Treasury teams that ship results.

Real outcomes from finance leaders who replaced spreadsheets and manual chases with autonomous treasury intelligence.

−18 days
Average DSO reduction
+€2.4M
Cash unlocked across cohort
94%
Forecast accuracy at 4 weeks
MANUFACTURING ETI · €45M REVENUE

How a €45M industrial ETI cut DSO by 18 days in one quarter

Challenge

A two-person finance team was running receivables follow-up by hand across more than 200 active customer accounts. Average DSO sat at 62 days against a sector benchmark of 48, and the resulting cash gap forced regular factoring at a 3.2% commission. Disputes were buried inside personal email threads, so credit notes routinely slipped past their resolution date and aging buckets drifted month after month with no clear owner.

Approach

The team connected three banks via PSD2 in the first week and imported 14 months of historical AR data so Arxa could learn each customer's actual payment behaviour rather than rely on contractual terms.
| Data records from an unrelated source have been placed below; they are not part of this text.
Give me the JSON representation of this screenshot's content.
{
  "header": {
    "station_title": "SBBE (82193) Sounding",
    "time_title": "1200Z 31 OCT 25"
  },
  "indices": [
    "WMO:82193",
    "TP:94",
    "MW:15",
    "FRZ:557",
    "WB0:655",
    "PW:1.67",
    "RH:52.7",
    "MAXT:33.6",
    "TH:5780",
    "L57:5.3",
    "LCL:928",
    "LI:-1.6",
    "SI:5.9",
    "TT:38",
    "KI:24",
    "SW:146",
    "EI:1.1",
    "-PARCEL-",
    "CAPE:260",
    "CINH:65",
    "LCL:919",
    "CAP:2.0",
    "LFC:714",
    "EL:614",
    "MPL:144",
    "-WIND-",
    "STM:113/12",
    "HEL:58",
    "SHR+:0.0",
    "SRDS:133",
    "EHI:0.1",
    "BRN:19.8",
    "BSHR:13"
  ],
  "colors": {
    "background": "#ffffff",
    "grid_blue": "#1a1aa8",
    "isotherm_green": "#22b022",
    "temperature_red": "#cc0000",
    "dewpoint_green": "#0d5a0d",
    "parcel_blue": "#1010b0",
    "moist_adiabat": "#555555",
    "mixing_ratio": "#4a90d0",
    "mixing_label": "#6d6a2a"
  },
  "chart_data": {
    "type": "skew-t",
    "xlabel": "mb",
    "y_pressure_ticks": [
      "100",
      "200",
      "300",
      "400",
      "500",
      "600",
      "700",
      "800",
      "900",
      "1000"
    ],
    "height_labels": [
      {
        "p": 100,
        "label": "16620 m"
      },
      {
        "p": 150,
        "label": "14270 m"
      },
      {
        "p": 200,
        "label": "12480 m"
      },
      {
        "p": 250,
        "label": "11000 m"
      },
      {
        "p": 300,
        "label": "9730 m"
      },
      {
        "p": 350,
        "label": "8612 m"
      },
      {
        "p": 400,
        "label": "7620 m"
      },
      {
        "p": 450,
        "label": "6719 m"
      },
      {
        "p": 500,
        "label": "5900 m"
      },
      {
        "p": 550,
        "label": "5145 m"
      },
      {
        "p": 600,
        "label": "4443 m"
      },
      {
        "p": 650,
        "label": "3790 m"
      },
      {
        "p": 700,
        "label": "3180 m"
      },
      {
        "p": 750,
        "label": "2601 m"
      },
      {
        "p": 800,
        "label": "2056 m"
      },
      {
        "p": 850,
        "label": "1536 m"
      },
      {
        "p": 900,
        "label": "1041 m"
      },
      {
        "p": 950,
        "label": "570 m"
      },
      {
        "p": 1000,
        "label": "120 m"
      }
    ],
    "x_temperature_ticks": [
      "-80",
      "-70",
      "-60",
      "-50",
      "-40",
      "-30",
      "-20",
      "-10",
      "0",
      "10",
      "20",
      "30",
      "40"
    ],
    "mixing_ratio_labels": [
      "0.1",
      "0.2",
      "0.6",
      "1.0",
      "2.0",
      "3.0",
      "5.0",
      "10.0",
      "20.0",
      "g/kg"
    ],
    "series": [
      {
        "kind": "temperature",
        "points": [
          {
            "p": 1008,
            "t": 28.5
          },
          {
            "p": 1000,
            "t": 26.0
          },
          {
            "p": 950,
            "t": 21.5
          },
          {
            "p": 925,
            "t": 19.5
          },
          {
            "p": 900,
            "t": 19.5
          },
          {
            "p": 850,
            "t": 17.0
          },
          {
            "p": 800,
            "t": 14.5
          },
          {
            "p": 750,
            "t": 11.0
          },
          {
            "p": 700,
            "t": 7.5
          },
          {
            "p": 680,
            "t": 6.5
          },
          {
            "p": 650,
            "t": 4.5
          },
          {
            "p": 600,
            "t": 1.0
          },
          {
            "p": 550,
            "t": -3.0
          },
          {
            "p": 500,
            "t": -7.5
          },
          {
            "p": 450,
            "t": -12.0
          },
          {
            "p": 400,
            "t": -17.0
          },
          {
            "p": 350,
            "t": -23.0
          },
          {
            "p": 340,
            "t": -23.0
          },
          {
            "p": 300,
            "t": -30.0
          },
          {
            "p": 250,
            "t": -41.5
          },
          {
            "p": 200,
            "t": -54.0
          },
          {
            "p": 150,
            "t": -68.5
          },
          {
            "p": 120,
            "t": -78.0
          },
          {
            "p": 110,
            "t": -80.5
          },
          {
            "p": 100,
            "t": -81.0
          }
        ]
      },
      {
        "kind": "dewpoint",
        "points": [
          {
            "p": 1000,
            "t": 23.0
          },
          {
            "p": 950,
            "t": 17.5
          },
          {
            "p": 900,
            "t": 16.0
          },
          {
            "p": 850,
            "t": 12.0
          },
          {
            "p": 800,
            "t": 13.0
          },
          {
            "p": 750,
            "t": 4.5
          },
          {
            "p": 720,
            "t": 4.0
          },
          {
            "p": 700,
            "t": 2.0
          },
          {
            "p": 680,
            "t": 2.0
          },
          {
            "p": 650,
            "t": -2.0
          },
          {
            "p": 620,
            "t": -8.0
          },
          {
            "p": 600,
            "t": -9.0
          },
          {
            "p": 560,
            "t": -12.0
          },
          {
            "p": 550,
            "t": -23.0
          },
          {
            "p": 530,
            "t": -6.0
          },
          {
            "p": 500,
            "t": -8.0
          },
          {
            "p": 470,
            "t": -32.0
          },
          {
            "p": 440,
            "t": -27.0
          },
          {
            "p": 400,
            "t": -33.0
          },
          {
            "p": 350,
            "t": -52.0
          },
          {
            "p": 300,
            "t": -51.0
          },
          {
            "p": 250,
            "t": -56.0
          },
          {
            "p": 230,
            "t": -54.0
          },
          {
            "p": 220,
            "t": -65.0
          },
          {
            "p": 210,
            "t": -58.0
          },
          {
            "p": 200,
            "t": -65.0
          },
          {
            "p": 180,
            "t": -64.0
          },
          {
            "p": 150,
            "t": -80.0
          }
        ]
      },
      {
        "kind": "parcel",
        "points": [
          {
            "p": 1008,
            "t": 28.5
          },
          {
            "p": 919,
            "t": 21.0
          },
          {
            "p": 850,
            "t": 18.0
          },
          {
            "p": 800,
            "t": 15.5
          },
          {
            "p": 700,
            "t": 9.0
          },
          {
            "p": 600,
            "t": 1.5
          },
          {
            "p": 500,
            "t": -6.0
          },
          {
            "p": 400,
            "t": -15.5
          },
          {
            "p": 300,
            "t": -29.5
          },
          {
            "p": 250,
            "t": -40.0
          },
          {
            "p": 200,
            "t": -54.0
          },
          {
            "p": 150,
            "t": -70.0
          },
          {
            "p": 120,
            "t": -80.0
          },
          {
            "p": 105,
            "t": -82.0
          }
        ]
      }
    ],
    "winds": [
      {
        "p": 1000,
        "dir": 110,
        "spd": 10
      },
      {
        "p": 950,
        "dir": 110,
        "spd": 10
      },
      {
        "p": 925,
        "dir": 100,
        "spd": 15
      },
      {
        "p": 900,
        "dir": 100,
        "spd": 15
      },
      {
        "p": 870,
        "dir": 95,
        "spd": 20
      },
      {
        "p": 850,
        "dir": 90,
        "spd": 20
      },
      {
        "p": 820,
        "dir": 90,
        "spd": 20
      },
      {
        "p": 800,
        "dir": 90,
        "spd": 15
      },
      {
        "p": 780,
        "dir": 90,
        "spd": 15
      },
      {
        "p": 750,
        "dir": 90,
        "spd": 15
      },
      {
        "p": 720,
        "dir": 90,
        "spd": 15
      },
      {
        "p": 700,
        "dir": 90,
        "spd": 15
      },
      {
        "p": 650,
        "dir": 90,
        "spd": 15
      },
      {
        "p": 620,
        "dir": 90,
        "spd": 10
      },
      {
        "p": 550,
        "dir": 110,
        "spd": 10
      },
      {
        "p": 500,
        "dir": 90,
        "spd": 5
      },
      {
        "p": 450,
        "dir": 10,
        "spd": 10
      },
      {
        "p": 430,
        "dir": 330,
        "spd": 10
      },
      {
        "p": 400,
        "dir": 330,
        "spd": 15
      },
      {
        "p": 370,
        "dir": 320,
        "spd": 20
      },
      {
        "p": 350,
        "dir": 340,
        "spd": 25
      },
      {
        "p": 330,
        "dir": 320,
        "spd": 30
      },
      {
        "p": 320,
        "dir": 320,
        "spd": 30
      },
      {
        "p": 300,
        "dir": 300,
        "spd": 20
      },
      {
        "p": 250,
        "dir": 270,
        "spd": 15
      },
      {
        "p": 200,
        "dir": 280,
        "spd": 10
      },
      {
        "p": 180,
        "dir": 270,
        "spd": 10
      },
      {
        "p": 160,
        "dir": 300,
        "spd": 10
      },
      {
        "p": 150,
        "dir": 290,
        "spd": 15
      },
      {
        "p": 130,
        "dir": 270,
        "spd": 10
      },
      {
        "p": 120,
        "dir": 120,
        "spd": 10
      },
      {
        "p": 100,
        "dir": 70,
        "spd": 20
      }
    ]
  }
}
Autonomous client follow-ups were enabled with French and English templates and a tone matrix tied to the customer segment. The dispute inbox was rolled out next, giving sales, finance and the controller a single shared view of every contested invoice and its status.

Results

DSO dropped from 62 to 44 days in 11 weeks, releasing €1.1M of working capital. Factoring usage was cut by 70% as the cash buffer rebuilt. The finance team reclaimed roughly six hours a week previously spent on chasing, and the CFO now starts every Monday with a clean aging view rather than a manual reconciliation pass.

-18 days DSO+€1.1M cash−70% factoring
PRIVATE EQUITY · 8 PORTCOS

How a mid-market PE fund standardized 13-week cash forecasts across 8 portfolio companies

Challenge

Each of the eight portfolio companies maintained its own Excel template for the 13-week cash forecast, with different conventions for VAT, inter-company flows and covenant headroom. Monthly variance reports landed at the fund in eight different shapes, and the investment committee was unable to compare apples-to-apples across the cohort. IC meetings routinely burned three or more hours on data normalization before any real discussion of portfolio risk could begin.

Approach

Arxa was rolled out to all eight portcos in five weeks, with a single 13-week template configured for the fund's PE-specific covenant tracking — interest cover, leverage and minimum liquidity. A cross-portco dashboard was built for the operating partners, surfacing covenant headroom, burn trajectory and forecast variance side by side. A weekly sync was scheduled to auto-publish every Monday at 7am, well before the operating partner stand-up so decisions could be made on fresh numbers.

Results

IC preparation time was cut by 70%, freeing the fund team to focus on actions rather than reformatting. Two covenant breaches were caught four weeks ahead instead of arriving as surprise events at quarter-end. €840K of trapped cash was identified across the cohort and repatriated through the fund-level sweep.

−70% IC prep2 covenants saved+€840K swept
SAAS SCALE-UP · €18M ARR

How a Series B SaaS extended runway by 5 months without raising

Challenge

The CFO had been quoting an 18-month runway figure that did not survive board scrutiny — the underlying model averaged historical burn and ignored seasonality of payroll and annual prepayments. The board pushed for a precise burn breakdown supported by live data. Recurring charges were scattered across seven SaaS subscriptions and three office leases under different owners, and there was no dynamic scenario model that could be re-run on demand when assumptions changed.

Approach

Payroll, primary banking and Stripe were connected first to give Arxa a complete view of inflows and outflows. The scenario engine was used to model three burn paths — base, austerity and growth — with shared driver assumptions so the board could compare them on the same axes. The recurring-charges template surfaced €380K of duplicate or unused SaaS subscriptions over the trailing year. Covenant alerts were configured on the venture-debt facility to flag any drift toward the minimum liquidity threshold.

Results

Runway was recalibrated to 23 months in the austerity scenario, with the underlying assumptions visible to every board member. €380K was saved in subscription cleanup within the first month. The board approved continued growth investment without a bridge round, and the CFO now presents a fresh 13-week forecast every Monday morning.